- Directed by: Robyn Nevin
- Written by: Michael Brindley Moya Wood
- Produced by: Jill Robb
- Starring: Judy Morris Victoria Longley Barry Otto
- Release date: 1986;
- Country: Australia
- Language: English
- Budget: A$2,320,000
- Box office: A$121,924 (Australia)

= The More Things Change... (film) =

The More Things Change... is a 1986 film directed by Robyn Nevin.

==Cast==
- Judy Morris as Connie
- Victoria Longley as Geraldine
- Barry Otto as Lex
- Lewis Fitz-Gerald as Barry
- Alex Menglet as Telecom Man
- Peter Carroll as Roley

==Plot==
Connie is a successful publisher in Melbourne and Alex (or "Lex") is her stay-at-home husband, caring for their four-year-old son Nicholas. They have fulfilled his dream of owning a farm: Connie's business is in capable hands, and she claims to enjoy the two-hour commute.
Regular farmwork and entertaining Nicholas occupy so much of Alex's time that Connie hires attractive teenager Geraldine as a live-in babysitter. Geraldine has her own problems: she is pregnant and her fiancé was broken off the engagement; she is reluctant to tell her parents – they are still planning for a white wedding.

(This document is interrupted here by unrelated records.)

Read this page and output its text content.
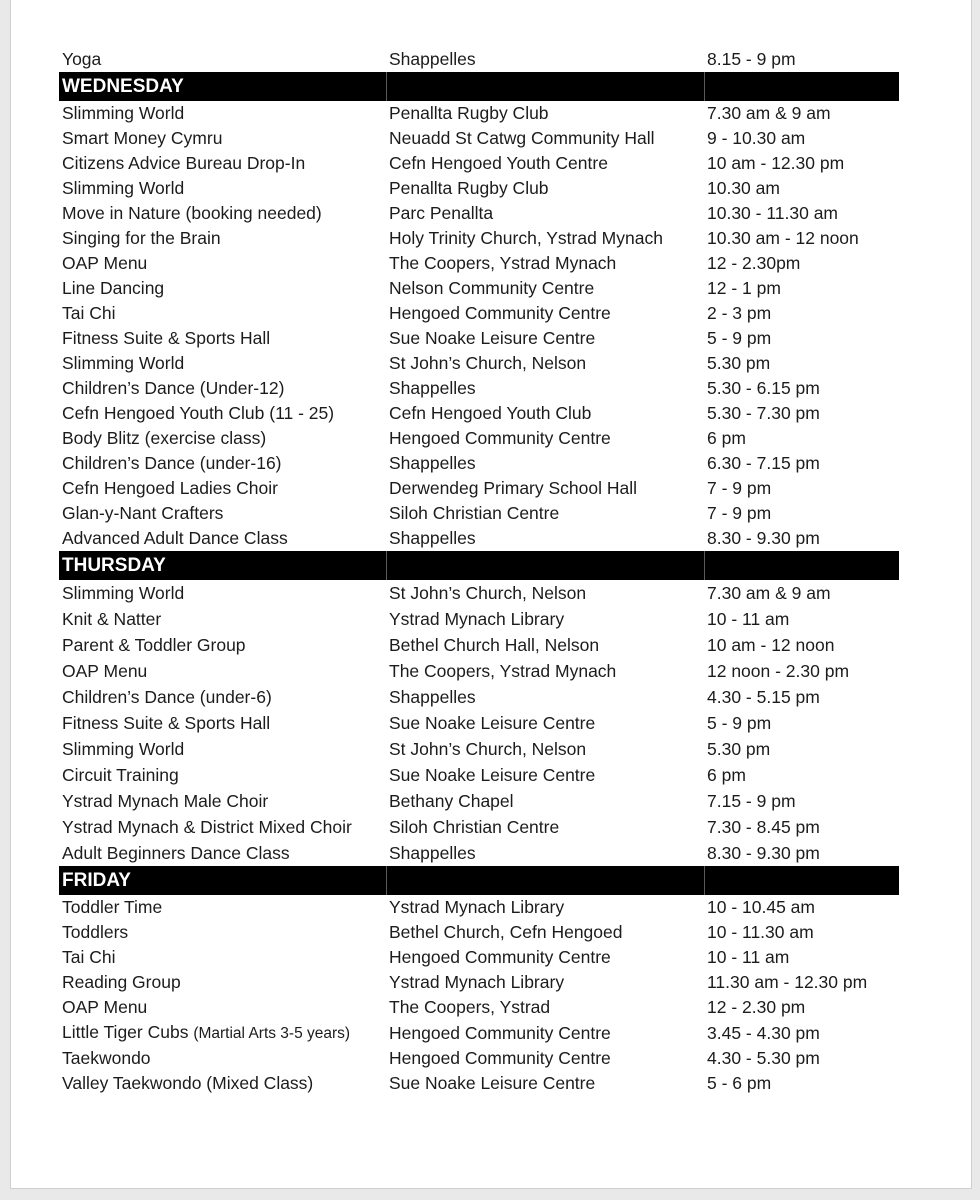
Yoga	Shappelles	8.15 - 9 pm
WEDNESDAY		
Slimming World	Penallta Rugby Club	7.30 am & 9 am
Smart Money Cymru	Neuadd St Catwg Community Hall	9 - 10.30 am
Citizens Advice Bureau Drop-In	Cefn Hengoed Youth Centre	10 am - 12.30 pm
Slimming World	Penallta Rugby Club	10.30 am
Move in Nature (booking needed)	Parc Penallta	10.30 - 11.30 am
Singing for the Brain	Holy Trinity Church, Ystrad Mynach	10.30 am - 12 noon
OAP Menu	The Coopers, Ystrad Mynach	12 - 2.30pm
Line Dancing	Nelson Community Centre	12 - 1 pm
Tai Chi	Hengoed Community Centre	2 - 3 pm
Fitness Suite & Sports Hall	Sue Noake Leisure Centre	5 - 9 pm
Slimming World	St John’s Church, Nelson	5.30 pm
Children’s Dance (Under-12)	Shappelles	5.30 - 6.15 pm
Cefn Hengoed Youth Club (11 - 25)	Cefn Hengoed Youth Club	5.30 - 7.30 pm
Body Blitz (exercise class)	Hengoed Community Centre	6 pm
Children’s Dance (under-16)	Shappelles	6.30 - 7.15 pm
Cefn Hengoed Ladies Choir	Derwendeg Primary School Hall	7 - 9 pm
Glan-y-Nant Crafters	Siloh Christian Centre	7 - 9 pm
Advanced Adult Dance Class	Shappelles	8.30 - 9.30 pm
THURSDAY		
Slimming World	St John’s Church, Nelson	7.30 am & 9 am
Knit & Natter	Ystrad Mynach Library	10 - 11 am
Parent & Toddler Group	Bethel Church Hall, Nelson	10 am - 12 noon
OAP Menu	The Coopers, Ystrad Mynach	12 noon - 2.30 pm
Children’s Dance (under-6)	Shappelles	4.30 - 5.15 pm
Fitness Suite & Sports Hall	Sue Noake Leisure Centre	5 - 9 pm
Slimming World	St John’s Church, Nelson	5.30 pm
Circuit Training	Sue Noake Leisure Centre	6 pm
Ystrad Mynach Male Choir	Bethany Chapel	7.15 - 9 pm
Ystrad Mynach & District Mixed Choir	Siloh Christian Centre	7.30 - 8.45 pm
Adult Beginners Dance Class	Shappelles	8.30 - 9.30 pm
FRIDAY		
Toddler Time	Ystrad Mynach Library	10 - 10.45 am
Toddlers	Bethel Church, Cefn Hengoed	10 - 11.30 am
Tai Chi	Hengoed Community Centre	10 - 11 am
Reading Group	Ystrad Mynach Library	11.30 am - 12.30 pm
OAP Menu	The Coopers, Ystrad	12 - 2.30 pm
Little Tiger Cubs (Martial Arts 3-5 years)	Hengoed Community Centre	3.45 - 4.30 pm
Taekwondo	Hengoed Community Centre	4.30 - 5.30 pm
Valley Taekwondo (Mixed Class)	Sue Noake Leisure Centre	5 - 6 pm
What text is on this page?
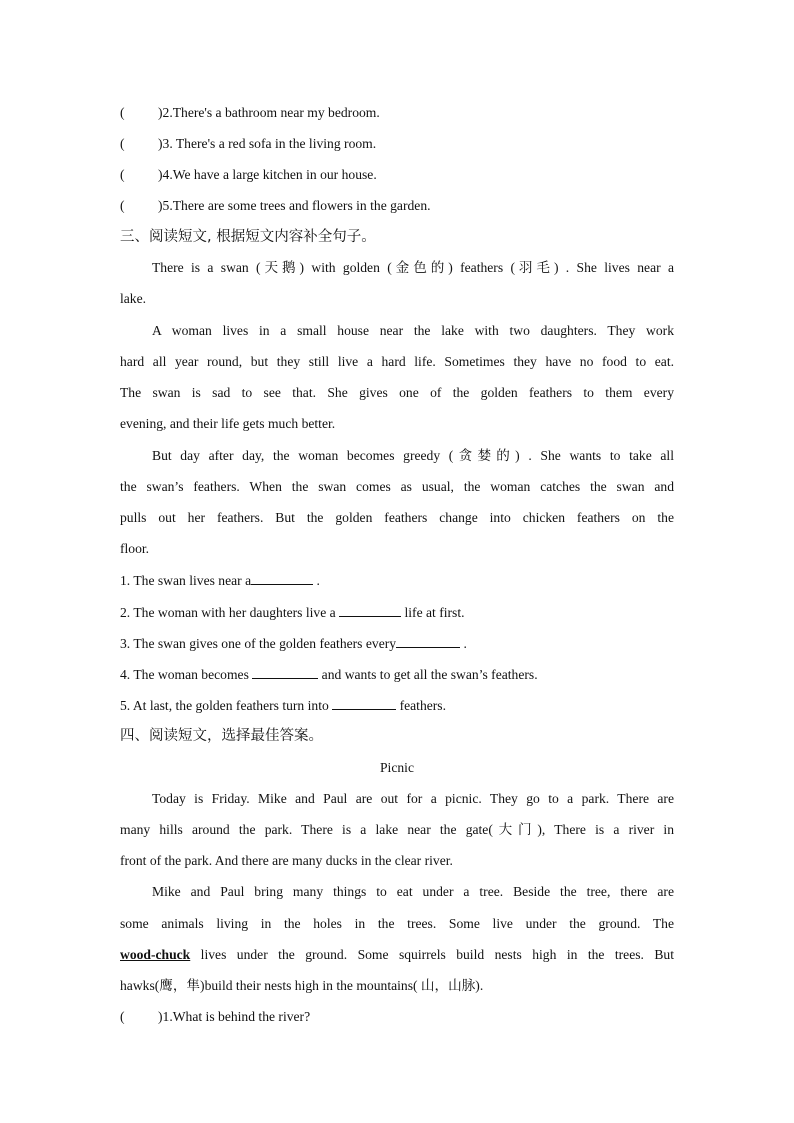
( )2.There's a bathroom near my bedroom.
( )3. There's a red sofa in the living room.
( )4.We have a large kitchen in our house.
( )5.There are some trees and flowers in the garden.
三、阅读短文, 根据短文内容补全句子。
There is a swan (天鹅) with golden (金色的) feathers (羽毛) . She lives near a
lake.
A woman lives in a small house near the lake with two daughters. They work
hard all year round, but they still live a hard life. Sometimes they have no food to eat.
The swan is sad to see that. She gives one of the golden feathers to them every
evening, and their life gets much better.
But day after day, the woman becomes greedy (贪婪的) . She wants to take all
the swan’s feathers. When the swan comes as usual, the woman catches the swan and
pulls out her feathers. But the golden feathers change into chicken feathers on the
floor.
1. The swan lives near a	.
2. The woman with her daughters live a	life at first.
3. The swan gives one of the golden feathers every	.
4. The woman becomes	and wants to get all the swan’s feathers.
5. At last, the golden feathers turn into	feathers.
四、阅读短文，选择最佳答案。
Picnic
Today is Friday. Mike and Paul are out for a picnic. They go to a park. There are
many hills around the park. There is a lake near the gate(大门), There is a river in
front of the park. And there are many ducks in the clear river.
Mike and Paul bring many things to eat under a tree. Beside the tree, there are
some animals living in the holes in the trees. Some live under the ground. The
wood-chuck lives under the ground. Some squirrels build nests high in the trees. But
hawks(鹰，隼)build their nests high in the mountains( 山，山脉).
( )1.What is behind the river?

After the initial enthusiasm, Connie becomes resentful of Alex's situation: he is living the dream at her expense; Alex counters with the fact that she enjoys her air-conditioned career and the attendant social life. She is also jealous of the growing rapport between Alex and Geraldine, but cannot broach the subject. (There had been a tender moment but was broken off by Alex before any compromising contact.) After a heated argument they reconcile and make love.
Geraldine's ex-fiancé turns up and re-starts the relationship: he wants to be a responsible father. The baby is born and the white wedding eventuates.

Alex decides to purchase more cattle, but Connie will not commit to the expense. The agent offers an interest-free loan, which Alex accepts, but after the cattle are delivered the agent reneges and demands immediate payment.
This is the last straw for Connie, who demands a divorce. She reminds Alex of all his other failed schemes and storms off, taking Nicholas with her.

==Production==
Jill Robb initiated the project in 1984 and approached Moya Wood to write the script. Robb had worked with Robyn Nevin making Careful He Might Hear You and hired her as a director. Nevin, who had never directed a film before, made sure she was surrounded by an experienced crew.

Money was raised from 70 investors including the New South Wales Film Corporation. Filming started in late April 1985 in Neerim near Warragul in Victoria.